Last Monday (6th Nov 2006) my server suddenly refused to allow postfix to start. I spent the remainder of Monday, Tuesday, Wedsnesday and some of Thursday trying to fix it to no avail at which point I raised an emergency support ticket with Tektonic (who host the system, it’s one of their VPS plans). By Wednesday this week the problem was resolved and I spent Wednesday evening (pre-LUG) in the Computer Science department uploading the backup I have locally to the server, and then Thursday morning was spent putting the files back in the right place and fixing file permissions.
This morning I checked to see how it was doing. A lack of spam assassin processes using processor time indicated that all of the mail should have been processed, and mutt’s ~700 unread emails would seem to agree that I now have all of the mail from the last week delivered.

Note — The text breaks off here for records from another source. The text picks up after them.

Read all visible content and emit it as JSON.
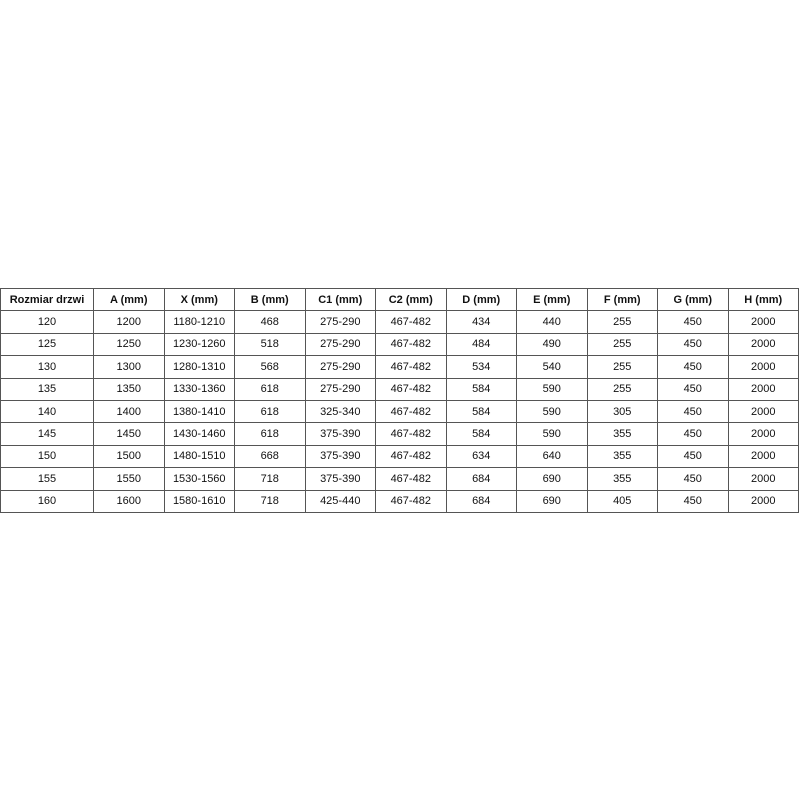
{
  "table": {
    "headers": [
      "Rozmiar drzwi",
      "A (mm)",
      "X (mm)",
      "B (mm)",
      "C1 (mm)",
      "C2 (mm)",
      "D (mm)",
      "E (mm)",
      "F (mm)",
      "G (mm)",
      "H (mm)"
    ],
    "rows": [
      [
        "120",
        "1200",
        "1180-1210",
        "468",
        "275-290",
        "467-482",
        "434",
        "440",
        "255",
        "450",
        "2000"
      ],
      [
        "125",
        "1250",
        "1230-1260",
        "518",
        "275-290",
        "467-482",
        "484",
        "490",
        "255",
        "450",
        "2000"
      ],
      [
        "130",
        "1300",
        "1280-1310",
        "568",
        "275-290",
        "467-482",
        "534",
        "540",
        "255",
        "450",
        "2000"
      ],
      [
        "135",
        "1350",
        "1330-1360",
        "618",
        "275-290",
        "467-482",
        "584",
        "590",
        "255",
        "450",
        "2000"
      ],
      [
        "140",
        "1400",
        "1380-1410",
        "618",
        "325-340",
        "467-482",
        "584",
        "590",
        "305",
        "450",
        "2000"
      ],
      [
        "145",
        "1450",
        "1430-1460",
        "618",
        "375-390",
        "467-482",
        "584",
        "590",
        "355",
        "450",
        "2000"
      ],
      [
        "150",
        "1500",
        "1480-1510",
        "668",
        "375-390",
        "467-482",
        "634",
        "640",
        "355",
        "450",
        "2000"
      ],
      [
        "155",
        "1550",
        "1530-1560",
        "718",
        "375-390",
        "467-482",
        "684",
        "690",
        "355",
        "450",
        "2000"
      ],
      [
        "160",
        "1600",
        "1580-1610",
        "718",
        "425-440",
        "467-482",
        "684",
        "690",
        "405",
        "450",
        "2000"
      ]
    ]
  }
}
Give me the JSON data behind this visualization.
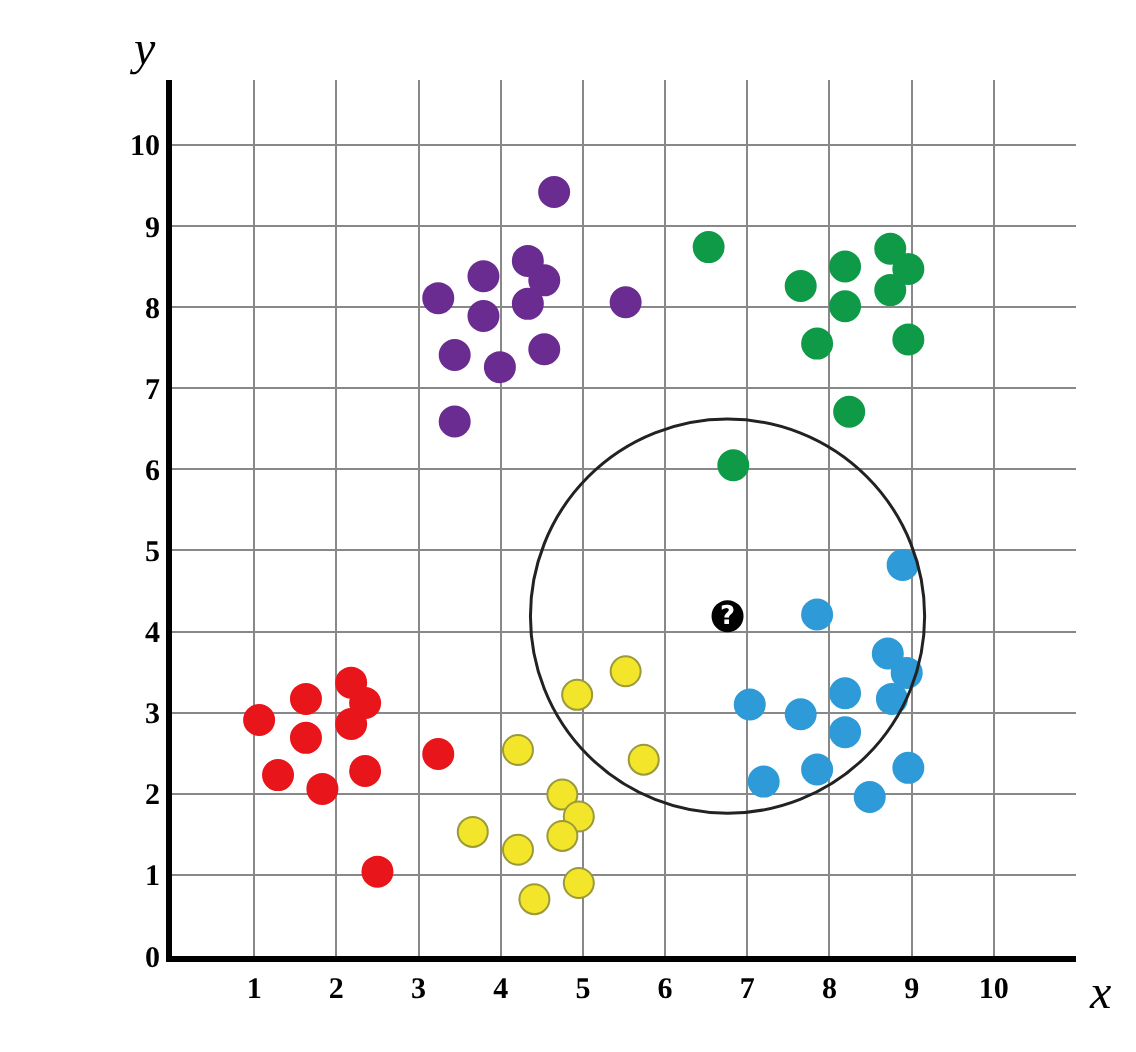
{
  "chart_data": {
    "type": "scatter",
    "xlabel": "x",
    "ylabel": "y",
    "xlim": [
      0,
      11
    ],
    "ylim": [
      0,
      10.8
    ],
    "xticks": [
      1,
      2,
      3,
      4,
      5,
      6,
      7,
      8,
      9,
      10
    ],
    "yticks": [
      0,
      1,
      2,
      3,
      4,
      5,
      6,
      7,
      8,
      9,
      10
    ],
    "grid": true,
    "marker": "circle",
    "annotations": [
      {
        "text": "?",
        "x": 6.76,
        "y": 4.19
      }
    ],
    "series": [
      {
        "color": "#6b2c91",
        "x": [
          4.65,
          3.24,
          3.79,
          4.33,
          4.53,
          4.33,
          5.52,
          3.79,
          3.44,
          3.99,
          4.53,
          3.44
        ],
        "values": [
          9.42,
          8.11,
          8.38,
          8.57,
          8.33,
          8.04,
          8.06,
          7.89,
          7.41,
          7.26,
          7.48,
          6.59
        ]
      },
      {
        "color": "#0f9a48",
        "x": [
          6.53,
          7.65,
          8.19,
          8.74,
          8.96,
          8.74,
          8.19,
          7.85,
          8.96,
          8.24,
          6.83
        ],
        "values": [
          8.74,
          8.26,
          8.5,
          8.72,
          8.47,
          8.21,
          8.01,
          7.55,
          7.6,
          6.71,
          6.05
        ]
      },
      {
        "color": "#2e9ad8",
        "x": [
          8.89,
          7.85,
          8.71,
          8.94,
          8.76,
          8.19,
          7.03,
          7.65,
          8.19,
          8.96,
          7.2,
          7.85,
          8.49
        ],
        "values": [
          4.82,
          4.21,
          3.73,
          3.49,
          3.17,
          3.24,
          3.1,
          2.98,
          2.76,
          2.32,
          2.15,
          2.3,
          1.96
        ]
      },
      {
        "color": "#f2e52a",
        "x": [
          5.52,
          4.93,
          5.74,
          4.21,
          4.75,
          4.95,
          4.75,
          3.66,
          4.21,
          4.95,
          4.41
        ],
        "values": [
          3.51,
          3.22,
          2.42,
          2.54,
          1.99,
          1.72,
          1.48,
          1.53,
          1.31,
          0.9,
          0.7
        ]
      },
      {
        "color": "#e8151b",
        "x": [
          1.06,
          1.63,
          2.18,
          2.35,
          2.18,
          1.63,
          1.29,
          1.83,
          2.35,
          3.24,
          2.5
        ],
        "values": [
          2.91,
          3.17,
          3.37,
          3.12,
          2.86,
          2.69,
          2.23,
          2.06,
          2.28,
          2.49,
          1.04
        ]
      },
      {
        "color": "#000000",
        "x": [
          6.76
        ],
        "values": [
          4.19
        ]
      }
    ]
  }
}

A quick glance at top, however, showed that of the 35 processes normally running (apache, spamd, cron among others) only 11 were actually running at the moment (fortunately one of the was sshd). Grrr. I restarted the VPS and everything was back to normal, however withing 15minutes 35 processes had again be reduced to 11. The logs indicate that the processes are killed (that is they receive a kill signal, and exit) which is very perculiar as I am certainly not killing them. I restarted for the second time and again things seemed back to normal, however when I pointed a web-browser at my blog it said “wordpress is not installed”. A quick look at mysql showed that one of the tables, “wp_options” had been corrupted and was unreadable by mysql. I again restored this table from backup and my blog seems to be working (more or less) again.

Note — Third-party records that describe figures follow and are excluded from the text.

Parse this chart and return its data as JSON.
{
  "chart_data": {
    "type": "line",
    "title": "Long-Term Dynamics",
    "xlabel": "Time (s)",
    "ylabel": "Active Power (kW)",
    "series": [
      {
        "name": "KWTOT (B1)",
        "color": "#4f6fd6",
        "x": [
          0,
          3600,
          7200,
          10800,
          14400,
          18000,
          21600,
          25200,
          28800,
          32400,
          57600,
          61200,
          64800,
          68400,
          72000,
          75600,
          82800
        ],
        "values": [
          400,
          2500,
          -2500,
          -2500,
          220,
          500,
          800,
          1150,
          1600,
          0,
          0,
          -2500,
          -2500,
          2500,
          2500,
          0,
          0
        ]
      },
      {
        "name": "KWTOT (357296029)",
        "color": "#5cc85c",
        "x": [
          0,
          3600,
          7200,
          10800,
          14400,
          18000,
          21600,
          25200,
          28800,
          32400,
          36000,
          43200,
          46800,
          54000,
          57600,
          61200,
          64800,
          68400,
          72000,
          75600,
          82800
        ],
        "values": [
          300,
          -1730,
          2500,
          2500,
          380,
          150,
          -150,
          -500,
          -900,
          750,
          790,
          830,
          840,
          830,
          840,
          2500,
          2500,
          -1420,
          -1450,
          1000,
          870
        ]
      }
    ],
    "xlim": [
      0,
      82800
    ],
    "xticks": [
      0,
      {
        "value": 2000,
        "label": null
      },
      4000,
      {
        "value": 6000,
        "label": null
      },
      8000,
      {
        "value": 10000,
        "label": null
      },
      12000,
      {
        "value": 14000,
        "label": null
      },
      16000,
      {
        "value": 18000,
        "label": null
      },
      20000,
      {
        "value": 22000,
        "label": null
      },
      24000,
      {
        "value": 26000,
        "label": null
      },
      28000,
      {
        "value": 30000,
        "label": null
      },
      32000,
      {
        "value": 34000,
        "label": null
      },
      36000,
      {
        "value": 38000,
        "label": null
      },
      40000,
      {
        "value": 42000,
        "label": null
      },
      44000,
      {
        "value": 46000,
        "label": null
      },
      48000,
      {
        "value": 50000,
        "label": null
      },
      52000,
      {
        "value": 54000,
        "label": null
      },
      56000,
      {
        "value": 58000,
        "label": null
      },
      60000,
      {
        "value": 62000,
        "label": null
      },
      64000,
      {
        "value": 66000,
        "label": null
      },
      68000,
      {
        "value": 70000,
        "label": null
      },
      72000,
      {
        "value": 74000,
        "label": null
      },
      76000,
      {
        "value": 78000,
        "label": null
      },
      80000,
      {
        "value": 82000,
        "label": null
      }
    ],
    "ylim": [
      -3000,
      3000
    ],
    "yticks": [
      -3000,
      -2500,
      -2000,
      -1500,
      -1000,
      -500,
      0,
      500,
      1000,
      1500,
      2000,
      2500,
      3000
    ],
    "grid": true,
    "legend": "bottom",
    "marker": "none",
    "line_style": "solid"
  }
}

I have never has this VPS working for more than 24hours without processes being killed, apparently randomly. Somethimes it’s just one or two processes, sometimes all of them. Tektonic provide an interface to show if you hit a resource limit (e.g. running out of RAM) but this shows no alerts at all for me. The only time it has ever shown anything is when I ran out of disk space (due to an accident involving dd and a factor of 10), so I can only conclude that it us either broken for memory on my VPS or I’m not hitting any limits and something else is going on. I would, happily, move away from Tectonic if it wern’t for that fact that they are so cheap.
Aside from my email, I’ve also been without my svn repositories on this server which has been a right pain.